FROM helicopters that can’t fly to rifles that don’t fire, the Ministry of Defence has a long and ignoble history of mistakes when it comes to buying the right equipment for Britain’s Armed Forces.

Our soldiers were left dangerously exposed in Iraq and Afghanistan and our airforce has been forced to manage with fewer planes than it needs.

But of all three services it is the Senior Service – with its need for expensive ships and submarines – that has suffered the most. The Royal Navy is facing its deadliest threat: trapped by a remorseless pincer movement of budget reductions and cost overruns.

A review by Sir John Parker has found what some many of us already knew: that procurement of new vessels moves at a snail’s pace and the surface fleet has been whittled down to the barest minimum.

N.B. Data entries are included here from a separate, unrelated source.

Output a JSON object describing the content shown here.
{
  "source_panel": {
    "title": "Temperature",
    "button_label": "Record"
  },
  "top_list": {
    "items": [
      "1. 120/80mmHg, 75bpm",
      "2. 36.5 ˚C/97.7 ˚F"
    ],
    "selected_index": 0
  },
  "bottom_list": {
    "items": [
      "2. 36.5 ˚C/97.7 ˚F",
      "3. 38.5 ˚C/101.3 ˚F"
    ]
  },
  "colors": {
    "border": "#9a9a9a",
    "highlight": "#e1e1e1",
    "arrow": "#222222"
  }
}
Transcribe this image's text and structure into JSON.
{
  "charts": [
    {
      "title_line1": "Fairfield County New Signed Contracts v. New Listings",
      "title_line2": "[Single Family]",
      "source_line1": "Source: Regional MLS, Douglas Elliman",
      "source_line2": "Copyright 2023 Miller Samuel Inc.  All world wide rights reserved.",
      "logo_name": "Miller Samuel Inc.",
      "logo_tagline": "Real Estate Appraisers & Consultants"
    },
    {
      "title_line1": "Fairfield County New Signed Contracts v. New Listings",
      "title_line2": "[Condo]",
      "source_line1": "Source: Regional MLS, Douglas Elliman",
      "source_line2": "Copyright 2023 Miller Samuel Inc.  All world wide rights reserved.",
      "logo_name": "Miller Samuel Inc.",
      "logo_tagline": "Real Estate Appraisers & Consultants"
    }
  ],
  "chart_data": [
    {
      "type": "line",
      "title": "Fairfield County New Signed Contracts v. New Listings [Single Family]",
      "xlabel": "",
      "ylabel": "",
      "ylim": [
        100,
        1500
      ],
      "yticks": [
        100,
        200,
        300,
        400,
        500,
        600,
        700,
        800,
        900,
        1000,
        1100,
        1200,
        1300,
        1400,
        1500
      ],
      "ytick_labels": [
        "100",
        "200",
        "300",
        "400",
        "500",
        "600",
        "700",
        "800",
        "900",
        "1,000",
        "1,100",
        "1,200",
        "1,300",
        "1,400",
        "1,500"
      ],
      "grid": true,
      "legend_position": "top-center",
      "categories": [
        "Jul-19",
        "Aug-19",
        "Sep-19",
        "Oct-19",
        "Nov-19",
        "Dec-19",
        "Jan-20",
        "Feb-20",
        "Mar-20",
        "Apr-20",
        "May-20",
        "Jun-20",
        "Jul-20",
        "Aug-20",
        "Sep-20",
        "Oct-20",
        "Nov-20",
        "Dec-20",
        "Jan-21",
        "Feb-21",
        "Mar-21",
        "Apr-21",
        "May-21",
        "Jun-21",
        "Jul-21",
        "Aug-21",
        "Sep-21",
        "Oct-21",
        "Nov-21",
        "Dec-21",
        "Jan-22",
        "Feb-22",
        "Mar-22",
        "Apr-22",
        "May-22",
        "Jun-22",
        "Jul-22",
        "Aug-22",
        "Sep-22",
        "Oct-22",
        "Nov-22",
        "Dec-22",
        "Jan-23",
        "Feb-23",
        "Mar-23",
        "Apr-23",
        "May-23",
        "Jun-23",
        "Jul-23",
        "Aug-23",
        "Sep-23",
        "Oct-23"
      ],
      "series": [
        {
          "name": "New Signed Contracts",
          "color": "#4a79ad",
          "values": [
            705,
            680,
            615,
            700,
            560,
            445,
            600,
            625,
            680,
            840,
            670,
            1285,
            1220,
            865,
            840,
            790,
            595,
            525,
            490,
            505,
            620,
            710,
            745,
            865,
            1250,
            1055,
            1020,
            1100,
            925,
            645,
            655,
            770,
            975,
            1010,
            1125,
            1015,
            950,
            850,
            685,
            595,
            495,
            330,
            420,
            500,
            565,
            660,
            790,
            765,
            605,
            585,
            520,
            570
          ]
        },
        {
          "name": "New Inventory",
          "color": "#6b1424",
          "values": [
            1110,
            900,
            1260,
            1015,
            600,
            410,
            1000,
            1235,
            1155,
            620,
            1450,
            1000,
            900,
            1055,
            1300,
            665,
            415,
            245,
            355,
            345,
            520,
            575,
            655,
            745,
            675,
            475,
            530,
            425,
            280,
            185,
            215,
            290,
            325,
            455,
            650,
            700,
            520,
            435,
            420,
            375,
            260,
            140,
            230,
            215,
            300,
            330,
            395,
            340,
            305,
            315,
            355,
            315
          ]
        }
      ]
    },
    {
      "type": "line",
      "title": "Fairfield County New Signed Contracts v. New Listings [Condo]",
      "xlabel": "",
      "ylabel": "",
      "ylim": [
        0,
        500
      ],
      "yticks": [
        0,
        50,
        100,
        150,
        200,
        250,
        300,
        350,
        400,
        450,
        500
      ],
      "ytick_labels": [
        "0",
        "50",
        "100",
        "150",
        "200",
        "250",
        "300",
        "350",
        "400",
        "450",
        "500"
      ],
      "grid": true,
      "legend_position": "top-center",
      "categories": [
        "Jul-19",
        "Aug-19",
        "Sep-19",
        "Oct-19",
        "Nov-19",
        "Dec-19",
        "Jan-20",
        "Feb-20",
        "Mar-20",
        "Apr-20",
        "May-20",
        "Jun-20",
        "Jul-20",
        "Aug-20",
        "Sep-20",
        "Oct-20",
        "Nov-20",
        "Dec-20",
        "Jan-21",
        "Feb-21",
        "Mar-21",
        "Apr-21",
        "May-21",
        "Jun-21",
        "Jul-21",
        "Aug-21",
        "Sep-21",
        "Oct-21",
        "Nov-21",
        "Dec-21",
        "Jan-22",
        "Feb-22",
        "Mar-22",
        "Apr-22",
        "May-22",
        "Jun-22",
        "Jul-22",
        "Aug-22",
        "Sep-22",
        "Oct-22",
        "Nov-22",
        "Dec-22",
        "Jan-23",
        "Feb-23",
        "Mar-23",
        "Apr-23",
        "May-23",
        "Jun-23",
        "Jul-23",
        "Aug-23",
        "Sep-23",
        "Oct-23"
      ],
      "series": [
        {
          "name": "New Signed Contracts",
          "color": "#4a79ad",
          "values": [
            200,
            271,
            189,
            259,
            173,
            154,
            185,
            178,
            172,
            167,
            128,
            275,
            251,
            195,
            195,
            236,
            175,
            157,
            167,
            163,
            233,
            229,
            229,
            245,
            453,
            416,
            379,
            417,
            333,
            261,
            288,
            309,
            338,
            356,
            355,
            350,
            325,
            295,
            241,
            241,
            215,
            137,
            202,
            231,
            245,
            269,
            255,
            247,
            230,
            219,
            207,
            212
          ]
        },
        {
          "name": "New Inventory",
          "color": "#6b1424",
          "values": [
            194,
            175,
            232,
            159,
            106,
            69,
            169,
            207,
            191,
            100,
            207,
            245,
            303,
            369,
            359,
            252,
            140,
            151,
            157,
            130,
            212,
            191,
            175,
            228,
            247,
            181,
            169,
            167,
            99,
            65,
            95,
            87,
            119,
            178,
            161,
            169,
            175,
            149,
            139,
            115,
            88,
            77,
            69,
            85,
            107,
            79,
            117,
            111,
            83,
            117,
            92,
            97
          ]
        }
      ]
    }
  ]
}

As a result, when the Navy’s new aircraft carrier enters service in 2020 she will do so without any fighter aircraft and barely enough escort vessels to accompany her around the world. And an embarrassing design fault means the Navy’s key Type 45 destroyers are prone to breaking down. Only yesterday, HMS Duncan had to be towed back to port just two days into an important Nato exercise.

Critics say the Royal Navy is a costly anachronism Britain could well do without but they reckon without the fleet’s capacity to project power. Our warships also play a vital role providing humanitarian assistance and are committed to operations in the Mediterranean.

The world is becoming a very dangerous place and Britain, as an island trading nation, needs a strong Navy capable of defending UK interests anywhere in the world.

To do that, the Navy Board needs certainty in the size of the fleet. If that means a renaissance in regional shipbuilding, including on the Tyne, then so much the better.